French historian and writer (1929–2018)

Bartolomé Bennassar (8 April 1929 – 8 November 2018) was a French historian and writer. He specialized in Spanish and Latin American history.

==Career==
Bennassar began as a history professor in 1952, and defended his thesis in 1957.

He was a Professor Emeritus at the University of Toulouse-Jean Jaurès, specializing in contemporary history of Spain and Latin America, as well as the 16th and 17th centuries. He was also a renowned critic of bullfighting.

===Contributions to modern Spanish history===
Bennassar wrote books titled Le Voyage en Espagne (The Spanish Inquisition), L'Histoire des Espagnols (The History of the Spanish), and La Guerre d'Espagne et ses lendemains (The Spanish Civil War and its Aftermath). He also wrote a very important biography on Francisco Franco. His most famous book, Last Leap, was developed into a film in 1970.

==Personal life==
His wife, Lucile, signed copies of Les Chrétiens d'Allah and Le Voyage en Espagne with him.

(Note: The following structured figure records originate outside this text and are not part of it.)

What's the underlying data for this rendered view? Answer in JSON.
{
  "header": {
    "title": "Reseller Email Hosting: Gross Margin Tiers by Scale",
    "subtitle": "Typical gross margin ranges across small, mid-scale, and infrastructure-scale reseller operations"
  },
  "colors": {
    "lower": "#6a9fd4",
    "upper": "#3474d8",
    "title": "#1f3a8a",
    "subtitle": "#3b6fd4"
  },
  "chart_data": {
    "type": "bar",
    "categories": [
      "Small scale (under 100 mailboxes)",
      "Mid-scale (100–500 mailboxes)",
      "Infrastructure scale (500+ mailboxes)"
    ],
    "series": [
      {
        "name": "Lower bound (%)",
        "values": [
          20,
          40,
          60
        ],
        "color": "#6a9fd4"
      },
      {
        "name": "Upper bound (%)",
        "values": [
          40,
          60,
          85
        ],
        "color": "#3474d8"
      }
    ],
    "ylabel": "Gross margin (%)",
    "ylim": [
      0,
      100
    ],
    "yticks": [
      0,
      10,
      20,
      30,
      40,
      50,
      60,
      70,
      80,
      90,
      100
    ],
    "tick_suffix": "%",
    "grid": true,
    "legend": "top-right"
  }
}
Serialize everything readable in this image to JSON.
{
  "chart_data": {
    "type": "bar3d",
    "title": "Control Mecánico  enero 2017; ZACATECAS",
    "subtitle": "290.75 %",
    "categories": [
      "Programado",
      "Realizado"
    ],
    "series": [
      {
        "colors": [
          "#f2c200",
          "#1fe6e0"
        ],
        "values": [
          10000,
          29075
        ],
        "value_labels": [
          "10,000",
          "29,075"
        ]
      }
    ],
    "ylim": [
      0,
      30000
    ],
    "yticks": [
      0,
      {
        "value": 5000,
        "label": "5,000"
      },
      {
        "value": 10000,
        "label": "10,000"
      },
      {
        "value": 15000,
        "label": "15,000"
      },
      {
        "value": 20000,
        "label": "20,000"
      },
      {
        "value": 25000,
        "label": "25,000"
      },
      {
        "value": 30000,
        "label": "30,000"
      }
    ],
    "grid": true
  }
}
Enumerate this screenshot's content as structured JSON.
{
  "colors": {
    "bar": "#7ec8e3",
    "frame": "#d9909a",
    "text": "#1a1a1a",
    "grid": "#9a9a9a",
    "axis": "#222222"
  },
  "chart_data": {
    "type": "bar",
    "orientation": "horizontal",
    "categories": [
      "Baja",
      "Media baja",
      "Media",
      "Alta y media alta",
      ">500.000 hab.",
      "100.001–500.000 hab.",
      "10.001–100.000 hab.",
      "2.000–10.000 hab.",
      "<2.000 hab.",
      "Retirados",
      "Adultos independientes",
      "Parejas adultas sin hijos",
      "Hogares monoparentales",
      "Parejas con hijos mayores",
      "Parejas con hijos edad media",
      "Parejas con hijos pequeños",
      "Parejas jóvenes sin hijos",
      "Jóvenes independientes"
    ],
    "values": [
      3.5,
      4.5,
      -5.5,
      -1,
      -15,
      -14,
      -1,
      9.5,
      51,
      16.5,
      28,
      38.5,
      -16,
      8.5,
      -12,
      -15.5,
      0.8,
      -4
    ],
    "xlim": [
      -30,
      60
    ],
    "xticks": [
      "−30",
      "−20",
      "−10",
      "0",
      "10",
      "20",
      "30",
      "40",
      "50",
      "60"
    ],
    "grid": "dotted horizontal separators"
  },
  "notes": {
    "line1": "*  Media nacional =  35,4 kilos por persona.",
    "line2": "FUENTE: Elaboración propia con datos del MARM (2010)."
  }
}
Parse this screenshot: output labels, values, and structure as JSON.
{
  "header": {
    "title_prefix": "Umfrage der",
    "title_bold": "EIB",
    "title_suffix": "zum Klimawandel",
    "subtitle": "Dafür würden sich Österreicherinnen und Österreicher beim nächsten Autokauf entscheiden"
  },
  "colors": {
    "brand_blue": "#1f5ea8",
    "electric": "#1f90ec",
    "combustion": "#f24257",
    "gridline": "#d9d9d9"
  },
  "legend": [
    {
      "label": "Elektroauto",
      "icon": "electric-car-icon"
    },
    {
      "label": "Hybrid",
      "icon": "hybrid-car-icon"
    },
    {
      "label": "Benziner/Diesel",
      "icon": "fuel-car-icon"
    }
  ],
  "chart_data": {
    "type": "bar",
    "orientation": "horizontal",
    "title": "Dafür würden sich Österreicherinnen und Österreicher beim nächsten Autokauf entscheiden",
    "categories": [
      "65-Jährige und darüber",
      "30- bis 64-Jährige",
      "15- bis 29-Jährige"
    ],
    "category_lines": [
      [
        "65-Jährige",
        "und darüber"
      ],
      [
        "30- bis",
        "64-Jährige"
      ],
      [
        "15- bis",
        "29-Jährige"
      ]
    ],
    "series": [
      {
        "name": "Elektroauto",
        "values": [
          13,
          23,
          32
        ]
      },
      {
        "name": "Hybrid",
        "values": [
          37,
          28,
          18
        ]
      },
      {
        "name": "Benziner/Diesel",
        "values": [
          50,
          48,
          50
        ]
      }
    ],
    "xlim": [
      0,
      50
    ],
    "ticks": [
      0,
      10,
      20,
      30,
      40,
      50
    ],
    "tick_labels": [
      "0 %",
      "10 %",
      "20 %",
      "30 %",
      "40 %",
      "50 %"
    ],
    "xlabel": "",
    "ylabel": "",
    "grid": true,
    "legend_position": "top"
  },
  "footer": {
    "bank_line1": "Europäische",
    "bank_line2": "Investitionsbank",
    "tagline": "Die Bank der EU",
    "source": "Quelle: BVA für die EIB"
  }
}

His son, Jean, committed suicide in 1979 at the age of 22.

==Awards==
Bennassar was awarded the Grand Cross of the Civil Order of Alfonso X, the Wise in 1987. He won the Prix-Eugène Colas in 1990. In 1991, he won Prix xviie siècle for Les Christians d'Allah. Bennassar received the Grand prix Gobert in 2005. He also won an Honorary Degree from the University of Valladolid.